Amnesia: Justine even features a puzzle based around interpreting magic lantern slides, not unlike the famous Rorschach blot test.

Each game in the series is, in its own way, both an unearthing of repressed memories and a study of the horror of interior architecture, of its ability to evoke claustrophobia, fear and despair. The collections of rooms and corridors that make up Amnesia's castles, crypts, factories and houses lead like an unsteady train of thought to a perverse conclusion. And as these spaces are prone to cave-ins, distortions and room-rattling shifts it's also easy to get the sense that they are not real buildings but instead the anatomical passages of some vast suffering creature. A Machine for Pigs makes this idea explicit, its subterranean machine of inhuman cruelty a symbol for the collected human mass of suffering that will take place over the course of the mechanised wars and genocides of the 20th century. The Chinese Rooms' choice of New Year's Eve 1899 as the games setting puts it at the verge of a horror that we know is coming, one bigger than any individual psychological trauma.

Yet because of this, A Machine for Pigs, in its powerful and surreal vision, loses something of the intimacy of Justine. And while The Dark Descent has an equal path of unpleasant revelations to follow, its tendency towards the work of HP Lovecraft leads it away from psychological horror towards something more fantastical. Justine, in comparison, manages to explore its psychoanalytical ideas without being weighed down by them.

The result is the epitome of everything the Amnesia series aspires to be.

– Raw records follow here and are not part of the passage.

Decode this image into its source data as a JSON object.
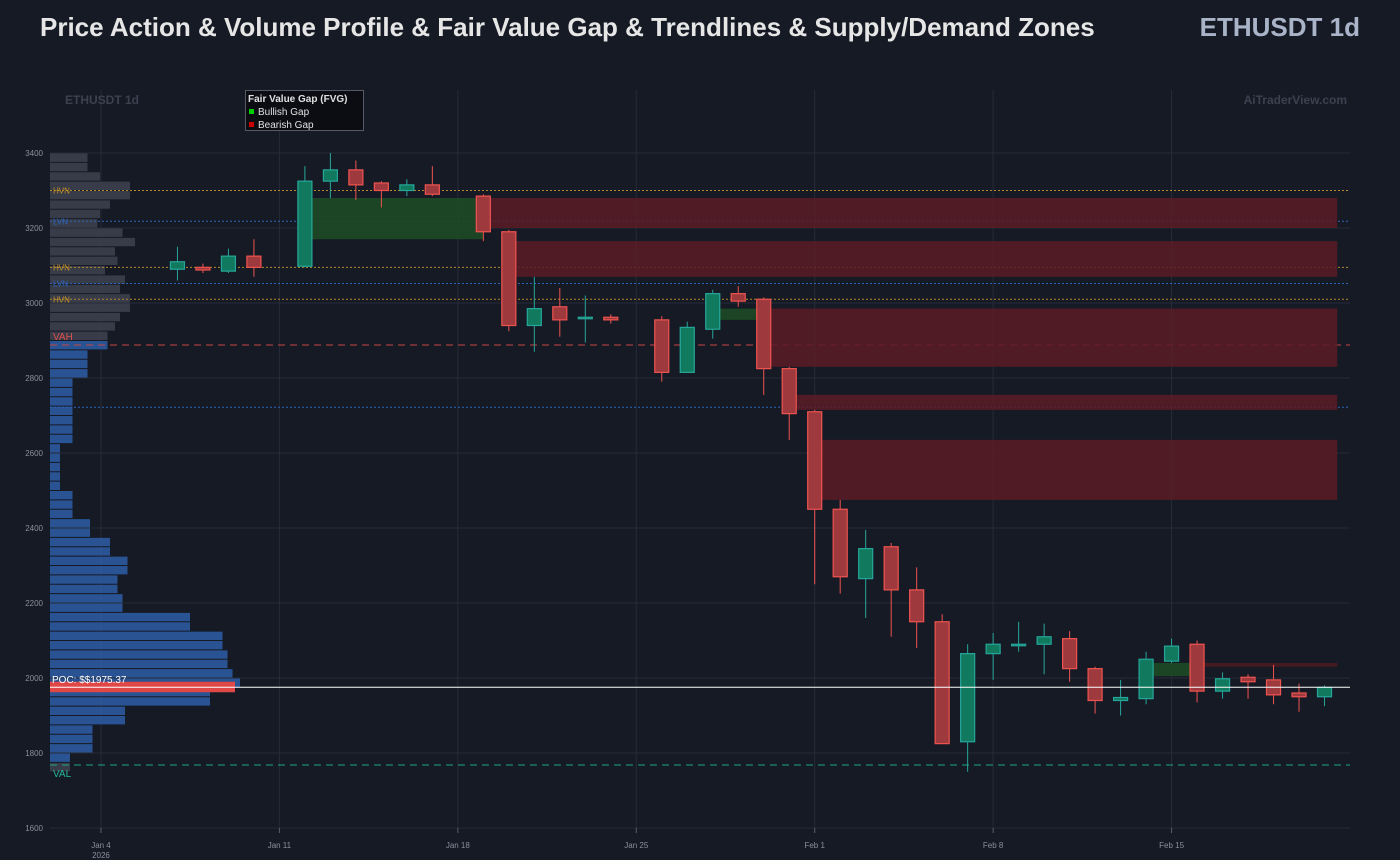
{
  "header": {
    "title": "Price Action & Volume Profile & Fair Value Gap & Trendlines & Supply/Demand Zones",
    "symbol": "ETHUSDT 1d"
  },
  "watermark": {
    "left": "ETHUSDT 1d",
    "right": "AiTraderView.com"
  },
  "legend": {
    "title": "Fair Value Gap (FVG)",
    "items": [
      {
        "label": "Bullish Gap",
        "color": "#00cc00"
      },
      {
        "label": "Bearish Gap",
        "color": "#cc0000"
      }
    ]
  },
  "colors": {
    "background": "#161a25",
    "grid": "#262b38",
    "bull": "#26a69a",
    "bull_fill": "#117a5e",
    "bear": "#ef5350",
    "bear_fill": "#9e3a3d",
    "vp_value_area": "#2a5699",
    "vp_outside": "#3a3e4a",
    "poc": "#e04848",
    "supply_zone": "#5a1c26",
    "demand_zone": "#1c4a26"
  },
  "chart_data": {
    "type": "candlestick",
    "x_ticks": [
      {
        "date": "2026-01-04",
        "label": "Jan 4",
        "sub": "2026"
      },
      {
        "date": "2026-01-11",
        "label": "Jan 11"
      },
      {
        "date": "2026-01-18",
        "label": "Jan 18"
      },
      {
        "date": "2026-01-25",
        "label": "Jan 25"
      },
      {
        "date": "2026-02-01",
        "label": "Feb 1"
      },
      {
        "date": "2026-02-08",
        "label": "Feb 8"
      },
      {
        "date": "2026-02-15",
        "label": "Feb 15"
      }
    ],
    "y_ticks": [
      1600,
      1800,
      2000,
      2200,
      2400,
      2600,
      2800,
      3000,
      3200,
      3400
    ],
    "ylim": [
      1600,
      3400
    ],
    "xlim": [
      "2026-01-02",
      "2026-02-22"
    ],
    "candles": [
      {
        "date": "2026-01-07",
        "o": 3090,
        "h": 3150,
        "l": 3060,
        "c": 3110
      },
      {
        "date": "2026-01-08",
        "o": 3095,
        "h": 3105,
        "l": 3080,
        "c": 3088
      },
      {
        "date": "2026-01-09",
        "o": 3085,
        "h": 3145,
        "l": 3080,
        "c": 3125
      },
      {
        "date": "2026-01-10",
        "o": 3125,
        "h": 3170,
        "l": 3070,
        "c": 3095
      },
      {
        "date": "2026-01-12",
        "o": 3098,
        "h": 3365,
        "l": 3095,
        "c": 3325
      },
      {
        "date": "2026-01-13",
        "o": 3325,
        "h": 3400,
        "l": 3280,
        "c": 3355
      },
      {
        "date": "2026-01-14",
        "o": 3355,
        "h": 3380,
        "l": 3275,
        "c": 3315
      },
      {
        "date": "2026-01-15",
        "o": 3320,
        "h": 3325,
        "l": 3255,
        "c": 3300
      },
      {
        "date": "2026-01-16",
        "o": 3300,
        "h": 3330,
        "l": 3285,
        "c": 3315
      },
      {
        "date": "2026-01-17",
        "o": 3315,
        "h": 3365,
        "l": 3285,
        "c": 3290
      },
      {
        "date": "2026-01-19",
        "o": 3285,
        "h": 3290,
        "l": 3165,
        "c": 3190
      },
      {
        "date": "2026-01-20",
        "o": 3190,
        "h": 3195,
        "l": 2925,
        "c": 2940
      },
      {
        "date": "2026-01-21",
        "o": 2940,
        "h": 3070,
        "l": 2870,
        "c": 2985
      },
      {
        "date": "2026-01-22",
        "o": 2990,
        "h": 3040,
        "l": 2910,
        "c": 2955
      },
      {
        "date": "2026-01-23",
        "o": 2958,
        "h": 3020,
        "l": 2895,
        "c": 2962
      },
      {
        "date": "2026-01-24",
        "o": 2962,
        "h": 2970,
        "l": 2945,
        "c": 2955
      },
      {
        "date": "2026-01-26",
        "o": 2955,
        "h": 2965,
        "l": 2790,
        "c": 2815
      },
      {
        "date": "2026-01-27",
        "o": 2815,
        "h": 2950,
        "l": 2815,
        "c": 2935
      },
      {
        "date": "2026-01-28",
        "o": 2930,
        "h": 3035,
        "l": 2905,
        "c": 3025
      },
      {
        "date": "2026-01-29",
        "o": 3025,
        "h": 3045,
        "l": 2990,
        "c": 3005
      },
      {
        "date": "2026-01-30",
        "o": 3010,
        "h": 3015,
        "l": 2755,
        "c": 2825
      },
      {
        "date": "2026-01-31",
        "o": 2825,
        "h": 2830,
        "l": 2635,
        "c": 2705
      },
      {
        "date": "2026-02-01",
        "o": 2710,
        "h": 2715,
        "l": 2250,
        "c": 2450
      },
      {
        "date": "2026-02-02",
        "o": 2450,
        "h": 2475,
        "l": 2225,
        "c": 2270
      },
      {
        "date": "2026-02-03",
        "o": 2265,
        "h": 2395,
        "l": 2160,
        "c": 2345
      },
      {
        "date": "2026-02-04",
        "o": 2350,
        "h": 2360,
        "l": 2110,
        "c": 2235
      },
      {
        "date": "2026-02-05",
        "o": 2235,
        "h": 2295,
        "l": 2080,
        "c": 2150
      },
      {
        "date": "2026-02-06",
        "o": 2150,
        "h": 2170,
        "l": 1825,
        "c": 1825
      },
      {
        "date": "2026-02-07",
        "o": 1830,
        "h": 2090,
        "l": 1750,
        "c": 2065
      },
      {
        "date": "2026-02-08",
        "o": 2065,
        "h": 2120,
        "l": 1995,
        "c": 2090
      },
      {
        "date": "2026-02-09",
        "o": 2088,
        "h": 2150,
        "l": 2070,
        "c": 2090
      },
      {
        "date": "2026-02-10",
        "o": 2090,
        "h": 2145,
        "l": 2010,
        "c": 2110
      },
      {
        "date": "2026-02-11",
        "o": 2105,
        "h": 2125,
        "l": 1990,
        "c": 2025
      },
      {
        "date": "2026-02-12",
        "o": 2025,
        "h": 2030,
        "l": 1905,
        "c": 1940
      },
      {
        "date": "2026-02-13",
        "o": 1940,
        "h": 1995,
        "l": 1900,
        "c": 1948
      },
      {
        "date": "2026-02-14",
        "o": 1945,
        "h": 2070,
        "l": 1930,
        "c": 2050
      },
      {
        "date": "2026-02-15",
        "o": 2045,
        "h": 2105,
        "l": 2040,
        "c": 2085
      },
      {
        "date": "2026-02-16",
        "o": 2090,
        "h": 2100,
        "l": 1935,
        "c": 1965
      },
      {
        "date": "2026-02-17",
        "o": 1965,
        "h": 2015,
        "l": 1945,
        "c": 1998
      },
      {
        "date": "2026-02-18",
        "o": 2002,
        "h": 2010,
        "l": 1945,
        "c": 1990
      },
      {
        "date": "2026-02-19",
        "o": 1995,
        "h": 2035,
        "l": 1930,
        "c": 1955
      },
      {
        "date": "2026-02-20",
        "o": 1960,
        "h": 1985,
        "l": 1910,
        "c": 1950
      },
      {
        "date": "2026-02-21",
        "o": 1950,
        "h": 1980,
        "l": 1925,
        "c": 1975
      }
    ],
    "supply_zones": [
      {
        "from": "2026-01-19",
        "to": "2026-02-21",
        "low": 3200,
        "high": 3280
      },
      {
        "from": "2026-01-20",
        "to": "2026-02-21",
        "low": 3070,
        "high": 3165
      },
      {
        "from": "2026-01-30",
        "to": "2026-02-21",
        "low": 2830,
        "high": 2985
      },
      {
        "from": "2026-01-31",
        "to": "2026-02-21",
        "low": 2715,
        "high": 2755
      },
      {
        "from": "2026-02-01",
        "to": "2026-02-21",
        "low": 2475,
        "high": 2635
      }
    ],
    "fvg_bullish": [
      {
        "from": "2026-01-12",
        "to": "2026-01-19",
        "low": 3170,
        "high": 3280
      },
      {
        "from": "2026-01-28",
        "to": "2026-01-30",
        "low": 2955,
        "high": 2985
      },
      {
        "from": "2026-02-14",
        "to": "2026-02-16",
        "low": 2005,
        "high": 2040
      }
    ],
    "fvg_bearish": [
      {
        "from": "2026-02-16",
        "to": "2026-02-21",
        "low": 2030,
        "high": 2040
      }
    ],
    "levels": [
      {
        "label": "HVN",
        "price": 3300,
        "kind": "hvn"
      },
      {
        "label": "LVN",
        "price": 3218,
        "kind": "lvn"
      },
      {
        "label": "HVN",
        "price": 3095,
        "kind": "hvn"
      },
      {
        "label": "LVN",
        "price": 3052,
        "kind": "lvn"
      },
      {
        "label": "HVN",
        "price": 3010,
        "kind": "hvn"
      },
      {
        "label": "VAH",
        "price": 2888,
        "kind": "vah"
      },
      {
        "label": "",
        "price": 2722,
        "kind": "lvn"
      },
      {
        "label": "VAL",
        "price": 1768,
        "kind": "val"
      }
    ],
    "poc": {
      "label": "POC: $$1975.37",
      "price": 1975.37
    },
    "volume_profile": {
      "bin_size": 25,
      "bins": [
        [
          3375,
          15
        ],
        [
          3350,
          15
        ],
        [
          3325,
          20
        ],
        [
          3300,
          32
        ],
        [
          3275,
          32
        ],
        [
          3250,
          24
        ],
        [
          3225,
          20
        ],
        [
          3200,
          19
        ],
        [
          3175,
          29
        ],
        [
          3150,
          34
        ],
        [
          3125,
          26
        ],
        [
          3100,
          27
        ],
        [
          3075,
          22
        ],
        [
          3050,
          30
        ],
        [
          3025,
          28
        ],
        [
          3000,
          32
        ],
        [
          2975,
          32
        ],
        [
          2950,
          28
        ],
        [
          2925,
          26
        ],
        [
          2900,
          23
        ],
        [
          2875,
          23
        ],
        [
          2850,
          15
        ],
        [
          2825,
          15
        ],
        [
          2800,
          15
        ],
        [
          2775,
          9
        ],
        [
          2750,
          9
        ],
        [
          2725,
          9
        ],
        [
          2700,
          9
        ],
        [
          2675,
          9
        ],
        [
          2650,
          9
        ],
        [
          2625,
          9
        ],
        [
          2600,
          4
        ],
        [
          2575,
          4
        ],
        [
          2550,
          4
        ],
        [
          2525,
          4
        ],
        [
          2500,
          4
        ],
        [
          2475,
          9
        ],
        [
          2450,
          9
        ],
        [
          2425,
          9
        ],
        [
          2400,
          16
        ],
        [
          2375,
          16
        ],
        [
          2350,
          24
        ],
        [
          2325,
          24
        ],
        [
          2300,
          31
        ],
        [
          2275,
          31
        ],
        [
          2250,
          27
        ],
        [
          2225,
          27
        ],
        [
          2200,
          29
        ],
        [
          2175,
          29
        ],
        [
          2150,
          56
        ],
        [
          2125,
          56
        ],
        [
          2100,
          69
        ],
        [
          2075,
          69
        ],
        [
          2050,
          71
        ],
        [
          2025,
          71
        ],
        [
          2000,
          73
        ],
        [
          1975,
          76
        ],
        [
          1950,
          64
        ],
        [
          1925,
          64
        ],
        [
          1900,
          30
        ],
        [
          1875,
          30
        ],
        [
          1850,
          17
        ],
        [
          1825,
          17
        ],
        [
          1800,
          17
        ],
        [
          1775,
          8
        ],
        [
          1750,
          8
        ]
      ],
      "value_area": [
        1768,
        2888
      ]
    }
  }
}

Justine may lack the polish and the slow-burn of its full-size siblings, but in 30 minutes or so it presents the blend of psychological spelunking, full blown terror and head spinning trickery that marks the series out as a singular achievement among a landscape of cheap jump scares and throwaway gore.

The Amnesia series may well be the scariest set of games ever made, or it may not, but what matters is that if you strip away the monsters and the fantasy you have a handful of games with a genuine interest in the divine, the perverse and ultimately, the hidden darkness of the human condition.